The Market May Be Escaping, But The Economy Isn't by Kevin Flynn

“Much like 2007, we have an extended rally, with eyes on exits, news flow that regularly fails to support the myth that all is well, yet no obvious, hit-you-in-the-face disaster yet (though clues abound). So a story that is less than encouraging may cross the morning tape, and nervous traders start to take some money out.

In other ways it does feel like 1987, in the sense that the market is on a runaway train and the investment fund community is overwhelmingly overconfident. The bond market started signaling that things were going wrong in the spring of that year, yet prices drove past every danger sign in an orgy of self-infatuation.

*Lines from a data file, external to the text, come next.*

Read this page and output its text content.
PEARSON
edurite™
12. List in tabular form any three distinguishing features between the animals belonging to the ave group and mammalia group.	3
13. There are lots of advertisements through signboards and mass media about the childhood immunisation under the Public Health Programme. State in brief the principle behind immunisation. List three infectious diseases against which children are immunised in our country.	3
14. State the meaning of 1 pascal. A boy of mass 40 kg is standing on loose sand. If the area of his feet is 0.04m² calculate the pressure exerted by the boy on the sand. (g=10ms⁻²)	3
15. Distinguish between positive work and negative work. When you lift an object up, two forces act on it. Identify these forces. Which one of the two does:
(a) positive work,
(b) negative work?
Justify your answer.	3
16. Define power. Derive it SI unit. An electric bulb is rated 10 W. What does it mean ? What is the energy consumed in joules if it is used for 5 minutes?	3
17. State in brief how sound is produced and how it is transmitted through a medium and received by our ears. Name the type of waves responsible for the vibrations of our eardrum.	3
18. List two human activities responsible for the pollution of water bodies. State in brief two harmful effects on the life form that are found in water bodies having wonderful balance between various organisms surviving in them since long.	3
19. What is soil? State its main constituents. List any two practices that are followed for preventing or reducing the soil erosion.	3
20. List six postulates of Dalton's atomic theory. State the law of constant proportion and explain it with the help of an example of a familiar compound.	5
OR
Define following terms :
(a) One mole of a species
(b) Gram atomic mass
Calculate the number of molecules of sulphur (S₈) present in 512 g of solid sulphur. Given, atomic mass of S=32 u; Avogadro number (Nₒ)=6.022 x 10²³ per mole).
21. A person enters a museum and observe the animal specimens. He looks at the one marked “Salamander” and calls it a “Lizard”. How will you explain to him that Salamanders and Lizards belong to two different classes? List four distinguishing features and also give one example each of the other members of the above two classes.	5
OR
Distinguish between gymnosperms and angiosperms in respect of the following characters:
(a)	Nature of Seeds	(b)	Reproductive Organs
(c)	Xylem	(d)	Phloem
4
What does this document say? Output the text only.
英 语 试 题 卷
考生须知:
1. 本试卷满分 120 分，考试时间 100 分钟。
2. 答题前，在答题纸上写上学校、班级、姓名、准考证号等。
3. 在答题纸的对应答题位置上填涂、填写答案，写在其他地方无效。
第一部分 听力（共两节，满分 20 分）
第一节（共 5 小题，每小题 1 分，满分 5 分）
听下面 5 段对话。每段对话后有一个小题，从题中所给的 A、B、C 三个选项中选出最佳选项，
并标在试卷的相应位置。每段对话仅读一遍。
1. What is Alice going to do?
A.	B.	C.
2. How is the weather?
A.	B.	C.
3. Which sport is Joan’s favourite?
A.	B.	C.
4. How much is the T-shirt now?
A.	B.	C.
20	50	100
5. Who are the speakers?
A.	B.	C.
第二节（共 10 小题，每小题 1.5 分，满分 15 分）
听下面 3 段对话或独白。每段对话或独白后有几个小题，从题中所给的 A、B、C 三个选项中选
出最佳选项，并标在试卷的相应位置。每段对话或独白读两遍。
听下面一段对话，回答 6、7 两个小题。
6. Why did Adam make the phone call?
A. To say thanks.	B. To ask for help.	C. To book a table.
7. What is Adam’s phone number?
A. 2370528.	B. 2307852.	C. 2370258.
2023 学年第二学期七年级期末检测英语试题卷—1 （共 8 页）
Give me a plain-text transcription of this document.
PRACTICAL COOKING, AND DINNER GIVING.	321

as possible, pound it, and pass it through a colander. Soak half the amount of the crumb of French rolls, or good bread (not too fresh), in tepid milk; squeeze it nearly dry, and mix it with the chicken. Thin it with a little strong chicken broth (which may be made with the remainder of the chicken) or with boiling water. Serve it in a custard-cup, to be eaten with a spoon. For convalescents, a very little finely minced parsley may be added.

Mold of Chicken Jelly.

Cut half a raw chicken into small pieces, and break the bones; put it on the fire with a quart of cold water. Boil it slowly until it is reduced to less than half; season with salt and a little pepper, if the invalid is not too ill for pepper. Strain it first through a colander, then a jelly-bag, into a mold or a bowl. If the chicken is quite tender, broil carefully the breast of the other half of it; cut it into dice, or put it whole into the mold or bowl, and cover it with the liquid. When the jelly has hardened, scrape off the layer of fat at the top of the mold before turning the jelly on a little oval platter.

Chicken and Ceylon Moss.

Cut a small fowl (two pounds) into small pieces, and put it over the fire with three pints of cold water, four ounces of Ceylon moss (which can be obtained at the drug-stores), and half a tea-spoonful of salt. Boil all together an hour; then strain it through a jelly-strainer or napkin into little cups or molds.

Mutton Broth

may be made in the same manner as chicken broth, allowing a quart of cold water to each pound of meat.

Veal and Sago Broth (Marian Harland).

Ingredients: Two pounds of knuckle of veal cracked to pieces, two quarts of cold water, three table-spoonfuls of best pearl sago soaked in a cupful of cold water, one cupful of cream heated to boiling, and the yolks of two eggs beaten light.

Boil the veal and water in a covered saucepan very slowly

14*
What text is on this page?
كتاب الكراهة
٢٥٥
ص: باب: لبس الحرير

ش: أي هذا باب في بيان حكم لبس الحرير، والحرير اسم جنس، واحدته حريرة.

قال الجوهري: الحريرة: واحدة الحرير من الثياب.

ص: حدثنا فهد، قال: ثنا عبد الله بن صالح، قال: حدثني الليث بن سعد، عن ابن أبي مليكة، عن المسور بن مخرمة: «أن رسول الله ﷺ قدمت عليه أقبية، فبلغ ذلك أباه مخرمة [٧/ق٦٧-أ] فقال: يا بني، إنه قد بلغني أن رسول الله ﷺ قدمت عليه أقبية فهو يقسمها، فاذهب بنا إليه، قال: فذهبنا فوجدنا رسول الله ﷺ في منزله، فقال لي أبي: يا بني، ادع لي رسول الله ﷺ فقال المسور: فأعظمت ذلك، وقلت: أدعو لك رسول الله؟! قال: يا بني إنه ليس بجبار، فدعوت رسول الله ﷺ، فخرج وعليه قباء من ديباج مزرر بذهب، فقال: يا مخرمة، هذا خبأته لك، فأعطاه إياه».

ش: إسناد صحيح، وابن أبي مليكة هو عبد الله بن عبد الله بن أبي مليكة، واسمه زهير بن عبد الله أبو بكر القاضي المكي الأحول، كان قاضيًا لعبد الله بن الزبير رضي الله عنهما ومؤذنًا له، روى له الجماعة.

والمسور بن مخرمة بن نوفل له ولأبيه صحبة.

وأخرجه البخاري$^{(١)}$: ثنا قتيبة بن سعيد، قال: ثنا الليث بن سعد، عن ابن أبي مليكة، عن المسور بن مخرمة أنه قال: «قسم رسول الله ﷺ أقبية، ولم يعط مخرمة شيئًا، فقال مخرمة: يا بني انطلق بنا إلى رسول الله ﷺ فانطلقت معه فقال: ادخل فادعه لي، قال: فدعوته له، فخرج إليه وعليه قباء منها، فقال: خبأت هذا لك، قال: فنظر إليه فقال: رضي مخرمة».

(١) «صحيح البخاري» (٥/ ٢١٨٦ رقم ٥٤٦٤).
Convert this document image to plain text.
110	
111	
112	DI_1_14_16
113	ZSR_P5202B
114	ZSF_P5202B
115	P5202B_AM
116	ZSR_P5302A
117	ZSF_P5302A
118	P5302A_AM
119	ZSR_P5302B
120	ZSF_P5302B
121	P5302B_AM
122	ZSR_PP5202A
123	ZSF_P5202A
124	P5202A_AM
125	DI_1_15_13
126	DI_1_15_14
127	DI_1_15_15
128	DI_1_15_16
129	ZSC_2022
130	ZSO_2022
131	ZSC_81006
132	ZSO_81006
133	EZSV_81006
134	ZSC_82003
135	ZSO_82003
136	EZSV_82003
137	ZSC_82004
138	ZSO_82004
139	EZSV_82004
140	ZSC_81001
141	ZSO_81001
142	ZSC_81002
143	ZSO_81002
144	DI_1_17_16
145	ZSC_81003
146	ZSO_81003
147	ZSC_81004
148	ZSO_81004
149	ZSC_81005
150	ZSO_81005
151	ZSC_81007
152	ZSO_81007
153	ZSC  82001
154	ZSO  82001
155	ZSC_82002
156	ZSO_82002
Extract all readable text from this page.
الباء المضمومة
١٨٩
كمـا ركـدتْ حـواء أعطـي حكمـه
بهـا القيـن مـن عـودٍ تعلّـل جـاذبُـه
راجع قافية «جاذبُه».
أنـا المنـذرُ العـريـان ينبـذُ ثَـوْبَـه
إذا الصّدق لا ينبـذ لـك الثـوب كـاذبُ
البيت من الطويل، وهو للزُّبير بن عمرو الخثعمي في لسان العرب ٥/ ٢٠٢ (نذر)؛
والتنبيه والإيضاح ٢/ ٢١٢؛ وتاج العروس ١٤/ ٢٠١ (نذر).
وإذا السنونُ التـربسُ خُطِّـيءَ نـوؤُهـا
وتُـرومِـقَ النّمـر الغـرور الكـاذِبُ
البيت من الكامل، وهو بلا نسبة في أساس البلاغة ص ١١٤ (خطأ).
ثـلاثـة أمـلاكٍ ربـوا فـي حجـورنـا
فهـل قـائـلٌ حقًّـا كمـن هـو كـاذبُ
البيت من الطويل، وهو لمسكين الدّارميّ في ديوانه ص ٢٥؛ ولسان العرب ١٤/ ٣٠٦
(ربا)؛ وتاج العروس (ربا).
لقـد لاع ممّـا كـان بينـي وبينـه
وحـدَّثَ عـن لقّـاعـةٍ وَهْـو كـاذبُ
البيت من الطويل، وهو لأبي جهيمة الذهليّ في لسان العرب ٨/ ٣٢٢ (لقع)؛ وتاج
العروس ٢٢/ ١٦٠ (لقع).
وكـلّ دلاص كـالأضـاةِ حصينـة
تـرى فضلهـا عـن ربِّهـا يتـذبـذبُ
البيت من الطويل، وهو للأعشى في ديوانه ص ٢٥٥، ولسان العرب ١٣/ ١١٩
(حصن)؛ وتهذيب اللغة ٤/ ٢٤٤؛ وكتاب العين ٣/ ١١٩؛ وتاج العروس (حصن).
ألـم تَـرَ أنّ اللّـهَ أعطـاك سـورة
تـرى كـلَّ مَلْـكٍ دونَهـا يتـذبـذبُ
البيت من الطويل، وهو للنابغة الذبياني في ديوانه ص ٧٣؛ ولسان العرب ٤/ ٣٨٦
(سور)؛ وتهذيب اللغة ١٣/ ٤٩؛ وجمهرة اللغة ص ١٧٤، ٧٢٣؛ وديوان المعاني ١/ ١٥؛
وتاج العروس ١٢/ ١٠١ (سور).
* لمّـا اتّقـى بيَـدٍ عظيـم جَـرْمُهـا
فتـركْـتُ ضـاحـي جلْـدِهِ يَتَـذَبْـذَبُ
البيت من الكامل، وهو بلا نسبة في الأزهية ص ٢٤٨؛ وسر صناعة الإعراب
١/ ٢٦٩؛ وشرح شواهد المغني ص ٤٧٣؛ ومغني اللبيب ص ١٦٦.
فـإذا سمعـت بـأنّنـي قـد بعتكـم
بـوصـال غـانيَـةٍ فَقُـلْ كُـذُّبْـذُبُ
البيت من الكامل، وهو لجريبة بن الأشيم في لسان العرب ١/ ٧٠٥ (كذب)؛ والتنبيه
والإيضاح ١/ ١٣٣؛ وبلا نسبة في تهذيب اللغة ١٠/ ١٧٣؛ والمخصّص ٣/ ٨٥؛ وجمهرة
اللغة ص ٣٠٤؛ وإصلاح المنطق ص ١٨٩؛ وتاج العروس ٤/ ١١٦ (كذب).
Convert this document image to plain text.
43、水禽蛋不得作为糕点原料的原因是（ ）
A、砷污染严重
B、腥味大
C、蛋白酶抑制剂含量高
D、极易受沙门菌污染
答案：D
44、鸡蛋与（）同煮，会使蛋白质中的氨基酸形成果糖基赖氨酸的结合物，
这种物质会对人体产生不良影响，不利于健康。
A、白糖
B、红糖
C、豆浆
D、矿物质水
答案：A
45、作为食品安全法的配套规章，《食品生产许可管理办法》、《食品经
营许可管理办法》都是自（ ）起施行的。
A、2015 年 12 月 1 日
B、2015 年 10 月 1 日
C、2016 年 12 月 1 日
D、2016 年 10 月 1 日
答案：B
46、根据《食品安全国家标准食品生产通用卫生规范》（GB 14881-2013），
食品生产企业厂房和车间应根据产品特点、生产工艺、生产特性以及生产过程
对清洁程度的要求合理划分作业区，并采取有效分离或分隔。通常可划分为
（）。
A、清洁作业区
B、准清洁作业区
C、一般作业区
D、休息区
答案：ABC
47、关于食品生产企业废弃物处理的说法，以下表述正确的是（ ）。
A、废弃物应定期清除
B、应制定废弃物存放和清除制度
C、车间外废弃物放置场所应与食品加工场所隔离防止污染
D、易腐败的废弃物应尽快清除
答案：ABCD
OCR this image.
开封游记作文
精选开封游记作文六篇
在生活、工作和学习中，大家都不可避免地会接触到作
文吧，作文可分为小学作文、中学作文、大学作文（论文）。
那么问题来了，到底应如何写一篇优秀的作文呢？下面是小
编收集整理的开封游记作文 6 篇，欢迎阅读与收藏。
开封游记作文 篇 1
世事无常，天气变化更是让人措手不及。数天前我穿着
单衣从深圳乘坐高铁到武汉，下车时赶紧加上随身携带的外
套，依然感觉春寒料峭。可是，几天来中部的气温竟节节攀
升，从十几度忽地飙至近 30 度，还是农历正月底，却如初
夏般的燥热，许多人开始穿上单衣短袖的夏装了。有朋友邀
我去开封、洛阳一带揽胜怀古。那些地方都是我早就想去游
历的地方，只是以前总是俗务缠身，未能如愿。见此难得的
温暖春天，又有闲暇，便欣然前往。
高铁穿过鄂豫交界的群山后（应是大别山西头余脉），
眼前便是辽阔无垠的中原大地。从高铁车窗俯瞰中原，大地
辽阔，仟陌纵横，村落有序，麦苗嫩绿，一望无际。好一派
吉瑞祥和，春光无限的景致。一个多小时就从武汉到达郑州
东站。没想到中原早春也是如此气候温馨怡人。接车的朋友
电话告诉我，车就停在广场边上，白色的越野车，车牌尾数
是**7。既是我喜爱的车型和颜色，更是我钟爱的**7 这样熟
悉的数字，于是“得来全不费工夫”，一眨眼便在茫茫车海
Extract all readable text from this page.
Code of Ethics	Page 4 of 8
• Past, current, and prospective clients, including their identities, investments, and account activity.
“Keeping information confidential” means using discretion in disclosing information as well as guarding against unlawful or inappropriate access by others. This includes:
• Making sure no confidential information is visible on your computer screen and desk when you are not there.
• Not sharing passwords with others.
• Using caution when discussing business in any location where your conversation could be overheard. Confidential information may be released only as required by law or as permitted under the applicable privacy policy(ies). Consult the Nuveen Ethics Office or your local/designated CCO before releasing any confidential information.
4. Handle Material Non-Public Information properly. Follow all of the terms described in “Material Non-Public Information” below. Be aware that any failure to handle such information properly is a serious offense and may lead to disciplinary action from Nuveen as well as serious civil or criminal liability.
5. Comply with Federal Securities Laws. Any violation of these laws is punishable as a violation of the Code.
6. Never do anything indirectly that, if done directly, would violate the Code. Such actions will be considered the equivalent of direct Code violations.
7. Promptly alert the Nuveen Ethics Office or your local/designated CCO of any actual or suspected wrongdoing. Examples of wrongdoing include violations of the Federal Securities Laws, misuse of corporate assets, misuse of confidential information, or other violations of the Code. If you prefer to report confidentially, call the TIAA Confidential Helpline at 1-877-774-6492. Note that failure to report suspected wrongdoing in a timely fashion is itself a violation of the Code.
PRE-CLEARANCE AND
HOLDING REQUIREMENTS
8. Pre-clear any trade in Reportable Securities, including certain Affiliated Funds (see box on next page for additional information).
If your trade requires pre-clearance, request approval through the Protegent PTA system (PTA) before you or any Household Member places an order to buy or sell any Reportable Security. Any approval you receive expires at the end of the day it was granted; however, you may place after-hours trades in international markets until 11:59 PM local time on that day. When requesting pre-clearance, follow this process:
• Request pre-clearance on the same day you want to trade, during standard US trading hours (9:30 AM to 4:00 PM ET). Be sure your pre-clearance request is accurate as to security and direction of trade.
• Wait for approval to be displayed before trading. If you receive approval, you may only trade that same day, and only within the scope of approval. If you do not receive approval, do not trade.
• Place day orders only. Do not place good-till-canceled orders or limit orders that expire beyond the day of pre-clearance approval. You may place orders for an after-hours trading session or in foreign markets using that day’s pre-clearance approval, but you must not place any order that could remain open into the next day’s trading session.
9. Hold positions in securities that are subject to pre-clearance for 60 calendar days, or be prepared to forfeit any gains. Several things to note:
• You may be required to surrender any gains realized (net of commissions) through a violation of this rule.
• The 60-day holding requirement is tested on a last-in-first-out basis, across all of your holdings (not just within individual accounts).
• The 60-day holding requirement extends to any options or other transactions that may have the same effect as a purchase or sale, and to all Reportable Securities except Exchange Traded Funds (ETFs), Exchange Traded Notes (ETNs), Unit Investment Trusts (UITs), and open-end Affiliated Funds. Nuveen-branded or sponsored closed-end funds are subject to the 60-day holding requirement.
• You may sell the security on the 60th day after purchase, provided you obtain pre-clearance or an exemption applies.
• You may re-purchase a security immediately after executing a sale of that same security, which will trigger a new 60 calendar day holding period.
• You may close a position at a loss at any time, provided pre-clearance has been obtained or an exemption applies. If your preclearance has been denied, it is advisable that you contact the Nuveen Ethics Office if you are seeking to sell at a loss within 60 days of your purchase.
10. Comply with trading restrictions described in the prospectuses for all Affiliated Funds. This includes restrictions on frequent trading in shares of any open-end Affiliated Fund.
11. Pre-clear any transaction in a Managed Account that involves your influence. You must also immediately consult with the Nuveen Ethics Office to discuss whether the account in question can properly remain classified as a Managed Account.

For the investor right now, prices are starting to say that nothing can go wrong this year. That isn't likely. Facing the slowdown in China and perhaps the rest of the emerging markets, the recession in Europe and its disintegrating periphery, the quite modest nature of the U.S. recovery, the debt burden hanging over the developed world, impending budget battles and automatic spending cuts, oil prices that will realistically recede only if traders believe that the economy is turning down - it simply isn't possible that the market can sail through all of these perils untouched. “

An interesting comment made to the above article has a lot of merit only I prefer cash to gold in the short term. His felling of the 401K holders is one that I have been wondering about too. Is this the cause of low volumes?


“Many people who used to put money away are now living on it and not building up their 401K Plans. People are not worried about stock prices as much as everyday gas and grocery prices.

After being burned with their 401K Plans, many people have looked at alternative places (like Gold) to put their money into.

With house foreclosures, jobs that pay 50% less than what they were making 5 years ago, and other financial reductions, many people are looking at monthly survival more than long-term growth.”

And finally, here is the reason for having short term cash at hand. If the Euro goes down the USD always follows by going up, which in turn brings the markets down.

Head and Shoulders Forming on EURUSD

“This is a top reversal pattern, or a bearish signal. Of course, this trade setup is still in the making and is only confirmed if prices follow the direction of the red arrow, breaking below the neckline. The pattern is however void once prices break the high of 1.3484.

You can expect many traders to go short if prices break below the neckline level of around 1.3017.”

Add it all up and I don't see a favorable outcome for those in long positions, but I am not quite ready to throw in the towel and go completely short. Although I feel that time is quickly approaching.

In case you do not read my market closing article this afternoon, I will be taking a vacation day tomorrow, Friday the 23rd and back on Monday the 26th. A short interlude that my wife feels necessary for my sanity.